- Cover artwork for the single, as used in the Netherlands.

Single by The Byrds

from the album (Untitled)
- B-side: "Just a Season"
- Released: October 23, 1970
- Recorded: June 1 – June 5, June 9, June 11, 1970
- Studio: Columbia Studios, Hollywood, CA
- Genre: Country rock
- Length: 5:08 2:58 (single edit)
- Label: Columbia
- Songwriter(s): Roger McGuinn, Jacques Levy
- Producer(s): Terry Melcher, Jim Dickson

The Byrds singles chronology
| "Jesus Is Just Alright" (1969) | "Chestnut Mare" (1970) | "I Trust (Everything Is Gonna Work Out Alright)" (1971) |

Audio sample
- file; help;

= Chestnut Mare =

"Chestnut Mare" is a song by the American rock band the Byrds, written by Roger McGuinn and Jacques Levy during 1969 for a planned country rock musical named Gene Tryp. The musical was never staged and the song was instead released in September 1970 as part of the Byrds' (Untitled) album. It was later issued as a single, peaking at number 121 on the Billboard singles chart and number 19 on the UK Singles Chart.

==Composition==
Throughout most of 1969, the Byrds' leader and guitarist, Roger McGuinn, had been writing songs with psychologist and Broadway impresario Jacques Levy for a country rock stage production of Henrik Ibsen's Peer Gynt that the pair were developing. The intended title for the musical was Gene Tryp, an anagram of the title of Ibsen's play.

McGuinn and Levy's production was to loosely follow the storyline of Peer Gynt, albeit with some modifications to transpose the story from Norway to south-west America during the mid-19th century. Ultimately, the Gene Tryp stage production was abandoned and among the twenty-six songs that McGuinn and Levy had written for the project, six (including "Chestnut Mare") would end up being released on the Byrds' (Untitled) and Byrdmaniax albums.

"Chestnut Mare" was intended to be used during a scene in which the play's eponymous hero attempts to catch and tame a wild horse, a scene that had featured a deer in Ibsen's original. While the majority of "Chestnut Mare" had been written specifically for Gene Tryp, the musical accompaniment to the song's middle section had actually been written by McGuinn back in the early 1960s, while on tour in South America with the Chad Mitchell Trio.

Musically, "Chestnut Mare" echoes the sound of the Byrds' mid-1960s recordings, with McGuinn's chiming 12-string Rickenbacker guitar sitting alongside guitarist Clarence White's country-style acoustic and electric guitar picking. Lyrically, the song's spoken verses recount the story of one man's quest to tame a wild horse, and, as such, it echoes the familiar Byrds' themes of nature and freedom. Byrds expert Tim Connors has also suggested that the song's narrative can be seen to deal in mythic archetypes: the wild mare being an embodiment of untamed nature, which the narrator wants to control, and thus an analogy of mankind's attempts to dominate and subjugate the natural environment.

==Release and reception==
"Chestnut Mare" was initially released as part of the Byrds' (Untitled) album on September 14, 1970. It was then issued as a single on October 23, 1970, with "Just a Season", another McGuinn and Levy song left over from the Gene Tryp project, on the B-side. The single stalled at number 121 on the Billboard singles chart, but nonetheless, "Chestnut Mare" went on to become a staple of FM radio programming in America during the 1970s.
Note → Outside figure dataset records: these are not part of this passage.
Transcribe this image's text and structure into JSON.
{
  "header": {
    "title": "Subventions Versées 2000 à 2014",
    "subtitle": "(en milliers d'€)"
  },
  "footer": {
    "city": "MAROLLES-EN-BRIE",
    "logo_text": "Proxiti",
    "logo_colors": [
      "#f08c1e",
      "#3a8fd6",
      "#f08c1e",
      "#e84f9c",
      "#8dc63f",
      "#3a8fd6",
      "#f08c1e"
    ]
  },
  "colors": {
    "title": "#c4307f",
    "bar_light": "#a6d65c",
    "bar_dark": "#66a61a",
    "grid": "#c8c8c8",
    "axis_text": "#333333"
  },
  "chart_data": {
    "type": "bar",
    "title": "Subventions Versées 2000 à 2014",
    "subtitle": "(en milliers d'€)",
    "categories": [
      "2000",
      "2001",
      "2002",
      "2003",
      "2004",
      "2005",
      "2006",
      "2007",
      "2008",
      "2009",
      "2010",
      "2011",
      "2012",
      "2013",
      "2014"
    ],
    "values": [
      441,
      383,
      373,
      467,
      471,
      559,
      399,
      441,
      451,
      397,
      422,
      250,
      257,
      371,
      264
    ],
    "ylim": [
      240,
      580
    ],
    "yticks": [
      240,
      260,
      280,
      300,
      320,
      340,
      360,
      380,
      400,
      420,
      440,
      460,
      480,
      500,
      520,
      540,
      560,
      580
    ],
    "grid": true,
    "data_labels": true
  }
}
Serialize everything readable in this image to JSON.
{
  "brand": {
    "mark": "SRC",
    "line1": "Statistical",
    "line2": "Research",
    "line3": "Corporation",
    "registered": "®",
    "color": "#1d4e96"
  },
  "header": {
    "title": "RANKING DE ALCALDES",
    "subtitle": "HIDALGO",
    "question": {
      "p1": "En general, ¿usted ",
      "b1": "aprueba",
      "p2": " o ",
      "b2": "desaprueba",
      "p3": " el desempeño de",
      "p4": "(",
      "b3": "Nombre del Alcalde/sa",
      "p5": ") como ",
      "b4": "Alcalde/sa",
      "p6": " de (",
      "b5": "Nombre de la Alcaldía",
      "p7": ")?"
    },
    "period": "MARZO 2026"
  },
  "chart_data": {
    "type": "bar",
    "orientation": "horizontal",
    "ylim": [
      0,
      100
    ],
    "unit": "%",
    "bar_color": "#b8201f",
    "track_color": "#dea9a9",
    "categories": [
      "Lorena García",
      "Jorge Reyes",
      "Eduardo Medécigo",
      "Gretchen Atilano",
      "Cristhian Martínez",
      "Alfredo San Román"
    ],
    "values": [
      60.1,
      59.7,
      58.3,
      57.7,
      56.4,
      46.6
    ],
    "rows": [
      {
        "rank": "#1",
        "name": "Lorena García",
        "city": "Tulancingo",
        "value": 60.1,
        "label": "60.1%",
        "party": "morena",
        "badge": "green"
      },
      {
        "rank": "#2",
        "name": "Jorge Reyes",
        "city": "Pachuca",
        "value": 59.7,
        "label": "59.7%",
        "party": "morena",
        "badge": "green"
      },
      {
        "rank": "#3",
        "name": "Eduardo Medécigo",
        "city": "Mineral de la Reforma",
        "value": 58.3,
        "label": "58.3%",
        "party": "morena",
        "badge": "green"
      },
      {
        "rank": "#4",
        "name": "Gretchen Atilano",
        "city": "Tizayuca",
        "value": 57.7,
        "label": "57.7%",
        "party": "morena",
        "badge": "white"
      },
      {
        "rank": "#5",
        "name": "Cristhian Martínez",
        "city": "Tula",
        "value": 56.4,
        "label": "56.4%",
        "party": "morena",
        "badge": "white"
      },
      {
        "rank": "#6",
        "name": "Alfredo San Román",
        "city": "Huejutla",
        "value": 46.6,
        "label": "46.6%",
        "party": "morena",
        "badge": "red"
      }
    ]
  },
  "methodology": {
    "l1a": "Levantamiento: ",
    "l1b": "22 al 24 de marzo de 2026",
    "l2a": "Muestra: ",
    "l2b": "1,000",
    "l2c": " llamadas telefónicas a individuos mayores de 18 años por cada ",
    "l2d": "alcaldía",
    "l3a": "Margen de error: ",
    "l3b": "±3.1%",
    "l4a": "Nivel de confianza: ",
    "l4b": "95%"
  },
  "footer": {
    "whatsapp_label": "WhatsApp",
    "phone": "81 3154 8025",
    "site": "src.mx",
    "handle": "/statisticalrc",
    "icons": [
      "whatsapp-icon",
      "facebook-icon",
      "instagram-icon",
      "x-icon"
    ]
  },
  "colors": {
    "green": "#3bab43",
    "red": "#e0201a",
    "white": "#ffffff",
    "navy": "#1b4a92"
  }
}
The song did much better, however, when it was released as a single in the United Kingdom on January 1, 1971, reaching number 19 on the UK Singles Chart, during a chart stay of eight weeks. "Chestnut Mare" was the first UK Top 20 hit that the Byrds had achieved since their cover of Bob Dylan's "All I Really Want to Do" had peaked at number 4 in September 1965.

Although the U.S. single release featured the full-length album version of "Chestnut Mare", in the UK and Europe a severely edited version of the song was issued instead. The running time of the album version is 5:08, while the single edit is noticeably shorter at 2:58, due to the removal of the song's second verse and middle section. This same edited version was issued as a promo 45 in the U.S. as well.

Following its appearance on the (Untitled) album, the song would go on to become a staple of the Byrds' live concert repertoire, until their final disbandment in 1973. The band also performed the song in 1971 and 1972 on the German music television program, Beat-Club.

In addition to its appearance on the (Untitled) album, "Chestnut Mare" appears on several Byrds' compilations, including The Best of The Byrds: Greatest Hits, Volume II, History of The Byrds, The Byrds, The Very Best of The Byrds, The Essential Byrds, and There Is a Season. A live performance of the song is also included on The Byrds' Live at Royal Albert Hall 1971 album.

The Icicle Works covered "Chestnut Mare" as a medley with another Byrds' song, "Triad", on the 1989 Byrds' tribute album, Time Between – A Tribute to The Byrds.